Venezuelan President Nicolás Maduro pledged more support for popular power organizations and their productive efforts.
The latest edition of his weekly “Productive Wednesday” broadcast on public television saw Maduro vow to “transfer assets” to grassroots collectives.
“I have ordered (Industry Minister) Hipólito Abreu to transfer everything that’s possible, including factories, so they can become communal productive experiences,” he said. Maduro likewise instructed Economy Vice Minister Tareck El Aissami to draw up a pilot scheme to “industrialize” urban barrios.
The Venezuelan president went on to approve a “Productive CLAP” program meant to support production efforts by the Local Supply and Production Committees (CLAP) which currently organize the delivery of subsidized food boxes to communities. Some 18,000 CLAPs will be incorporated, half of the total in the country.
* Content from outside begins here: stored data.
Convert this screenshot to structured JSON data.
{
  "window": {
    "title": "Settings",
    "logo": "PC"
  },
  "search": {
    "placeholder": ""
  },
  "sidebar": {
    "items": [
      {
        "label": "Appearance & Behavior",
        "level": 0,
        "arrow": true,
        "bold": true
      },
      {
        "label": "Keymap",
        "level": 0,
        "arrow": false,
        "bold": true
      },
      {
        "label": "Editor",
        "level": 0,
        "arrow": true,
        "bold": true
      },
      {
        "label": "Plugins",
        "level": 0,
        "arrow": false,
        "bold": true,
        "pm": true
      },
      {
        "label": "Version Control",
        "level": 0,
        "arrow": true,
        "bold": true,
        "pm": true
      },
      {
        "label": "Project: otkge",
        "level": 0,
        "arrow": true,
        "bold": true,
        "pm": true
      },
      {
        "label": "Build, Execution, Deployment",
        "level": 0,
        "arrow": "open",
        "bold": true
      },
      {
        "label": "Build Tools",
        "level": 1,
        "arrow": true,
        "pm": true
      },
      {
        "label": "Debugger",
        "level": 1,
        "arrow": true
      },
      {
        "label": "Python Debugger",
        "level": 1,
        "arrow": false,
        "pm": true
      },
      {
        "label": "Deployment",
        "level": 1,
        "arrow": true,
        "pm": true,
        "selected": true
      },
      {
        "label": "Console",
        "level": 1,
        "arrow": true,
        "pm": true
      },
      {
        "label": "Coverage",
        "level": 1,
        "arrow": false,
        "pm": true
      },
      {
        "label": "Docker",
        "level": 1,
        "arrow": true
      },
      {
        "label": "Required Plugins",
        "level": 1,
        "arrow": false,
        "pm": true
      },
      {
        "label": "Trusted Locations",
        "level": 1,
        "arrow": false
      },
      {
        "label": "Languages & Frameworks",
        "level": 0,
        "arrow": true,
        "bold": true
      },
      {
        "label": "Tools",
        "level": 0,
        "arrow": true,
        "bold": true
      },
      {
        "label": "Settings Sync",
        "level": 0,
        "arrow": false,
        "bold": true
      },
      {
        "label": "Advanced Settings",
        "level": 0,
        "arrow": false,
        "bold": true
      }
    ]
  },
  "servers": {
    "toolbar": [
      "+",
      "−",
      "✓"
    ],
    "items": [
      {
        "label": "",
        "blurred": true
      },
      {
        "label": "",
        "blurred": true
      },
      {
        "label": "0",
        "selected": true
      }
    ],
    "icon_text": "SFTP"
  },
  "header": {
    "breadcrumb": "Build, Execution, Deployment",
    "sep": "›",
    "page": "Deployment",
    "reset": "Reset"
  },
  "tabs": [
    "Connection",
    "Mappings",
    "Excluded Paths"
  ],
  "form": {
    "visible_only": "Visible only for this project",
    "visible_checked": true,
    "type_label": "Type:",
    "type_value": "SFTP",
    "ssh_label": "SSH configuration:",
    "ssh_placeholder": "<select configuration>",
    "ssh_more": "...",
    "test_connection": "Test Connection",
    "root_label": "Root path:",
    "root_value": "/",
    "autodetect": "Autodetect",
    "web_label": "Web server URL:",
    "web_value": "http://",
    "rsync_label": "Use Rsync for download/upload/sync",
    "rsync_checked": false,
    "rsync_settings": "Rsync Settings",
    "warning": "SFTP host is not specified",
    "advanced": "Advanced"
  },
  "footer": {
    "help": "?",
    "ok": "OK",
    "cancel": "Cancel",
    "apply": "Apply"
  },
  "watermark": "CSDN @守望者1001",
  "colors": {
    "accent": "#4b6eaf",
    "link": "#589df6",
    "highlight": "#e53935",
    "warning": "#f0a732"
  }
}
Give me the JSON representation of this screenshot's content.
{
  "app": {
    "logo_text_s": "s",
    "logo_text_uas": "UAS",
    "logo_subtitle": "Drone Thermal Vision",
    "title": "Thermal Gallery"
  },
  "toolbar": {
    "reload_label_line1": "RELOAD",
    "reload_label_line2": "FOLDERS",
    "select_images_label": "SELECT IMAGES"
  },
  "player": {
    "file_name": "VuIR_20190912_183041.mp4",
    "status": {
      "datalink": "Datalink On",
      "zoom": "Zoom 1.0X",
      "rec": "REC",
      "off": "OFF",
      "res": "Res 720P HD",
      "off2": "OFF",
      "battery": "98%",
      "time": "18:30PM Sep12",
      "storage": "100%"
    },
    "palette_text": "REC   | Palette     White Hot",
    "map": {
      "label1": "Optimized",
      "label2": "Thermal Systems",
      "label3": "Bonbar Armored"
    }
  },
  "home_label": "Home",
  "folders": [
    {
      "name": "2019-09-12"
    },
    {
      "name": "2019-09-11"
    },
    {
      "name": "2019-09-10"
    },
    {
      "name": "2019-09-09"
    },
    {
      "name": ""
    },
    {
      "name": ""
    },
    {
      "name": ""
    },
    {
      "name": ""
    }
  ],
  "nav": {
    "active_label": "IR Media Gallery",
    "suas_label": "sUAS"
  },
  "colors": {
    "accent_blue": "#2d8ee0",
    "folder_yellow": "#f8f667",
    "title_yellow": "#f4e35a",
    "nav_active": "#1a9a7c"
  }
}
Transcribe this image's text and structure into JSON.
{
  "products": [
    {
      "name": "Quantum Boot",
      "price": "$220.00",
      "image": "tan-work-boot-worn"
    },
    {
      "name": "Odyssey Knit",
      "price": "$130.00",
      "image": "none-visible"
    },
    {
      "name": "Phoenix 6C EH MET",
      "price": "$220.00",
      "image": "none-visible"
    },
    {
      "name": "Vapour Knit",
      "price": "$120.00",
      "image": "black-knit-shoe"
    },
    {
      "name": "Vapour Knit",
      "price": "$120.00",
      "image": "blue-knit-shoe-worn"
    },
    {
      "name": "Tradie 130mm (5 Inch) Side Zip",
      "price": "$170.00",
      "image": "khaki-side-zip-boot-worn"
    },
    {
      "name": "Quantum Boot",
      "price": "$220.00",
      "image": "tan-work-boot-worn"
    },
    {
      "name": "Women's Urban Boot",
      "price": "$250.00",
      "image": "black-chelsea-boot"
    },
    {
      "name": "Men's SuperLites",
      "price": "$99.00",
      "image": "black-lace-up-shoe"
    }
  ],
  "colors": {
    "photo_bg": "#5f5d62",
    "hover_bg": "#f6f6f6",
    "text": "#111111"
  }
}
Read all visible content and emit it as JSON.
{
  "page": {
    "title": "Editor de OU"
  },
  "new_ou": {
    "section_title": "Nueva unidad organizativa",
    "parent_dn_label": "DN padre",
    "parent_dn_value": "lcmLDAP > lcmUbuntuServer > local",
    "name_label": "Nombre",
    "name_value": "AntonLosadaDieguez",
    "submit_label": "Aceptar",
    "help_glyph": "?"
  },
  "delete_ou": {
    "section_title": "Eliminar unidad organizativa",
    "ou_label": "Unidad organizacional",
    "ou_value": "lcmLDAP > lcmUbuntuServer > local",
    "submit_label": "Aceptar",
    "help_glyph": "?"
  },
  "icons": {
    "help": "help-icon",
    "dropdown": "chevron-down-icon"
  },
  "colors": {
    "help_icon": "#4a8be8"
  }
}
Wednesday’s broadcast was shot at the working-class 23 de Enero barrio in western Caracas and showcased the productive efforts of the Panal 2021 Commune. The commune is pushing a number of initiatives, including a textile factory, pig rearing and tilapia farming, which is used as the primary source of protein in a commune-run canteen feeding local schoolchildren.
Robert Longa, Panal 2021 spokesperson, told Venezuelanalysis that Venezuelan barrios need an “industrialization and proletarianization process” but with a “class-based orientation.”
“We don’t just want bosses to come and set up factories in these neighborhoods,” he explained.
We are talking about collective factories, productive chains with the surpluses being used in favor of communities in a planned fashion.
Longa added that the productive activities needed to be backed up by education and training in order to counter the capitalist logic.
Another popular power experience featured was the Pueblo a Pueblo Plan, which brings together organized communities in the countryside and cities, among them the Panal 2021 Commune, to provide food grown with agroecological practices at fair prices. It also provides produce to dozens of school canteens in a joint program with the Education Ministry.
Laura Lorenzo, one of Pueblo a Pueblo’s organizers, stressed that planning is an essential task for social movements.
“The crisis and the pandemic have shown that we need to challenge consumption patterns as well,” she added.
This will allow us to generate greater food security and sovereignty.
Asked about Maduro’s pledge to transfer assets to grassroots collectives, Lorenzo said that collection centers would be key to strengthening and extending the distribution network while additionally giving organizations greater capacity to secure access to food in their communities.
Once a priority under the Hugo Chávez governments, communes and other popular power organizations have faced growing difficulties under the country’s economic crisis and US sanctions, including severely diminished state support.
The Maduro administration has sought to stabilize the economy via increasingly liberal measures such as tax breaks and removed forex controls. The government recently announced it will offer 5 to 10 percent stakes in utility companies, public banks and other state entities to private investors.
However, sectors within Chavismo have reiterated their commitment to socialist tenets such as social property and communal organization.
The 5 de Marzo Comandante Eterno Commune in the southern Caracas El Valle barrio, saw a local defunct state supermarket awarded to the organization. Speaking to Venezuelanalysis, 5 de Marzo spokesman Andy Hernández vowed that the installations would become a logistics and distribution center to boost popular organization.
“We are fighting to create alternative distribution mechanisms in Venezuelan cities,” Hernández stated, adding that these efforts can “help deepen the assembly culture, planned consumption and participatory democracy.”
The 5 de Marzo Commune belongs to the Communard Union and also to the Pueblo a Pueblo network.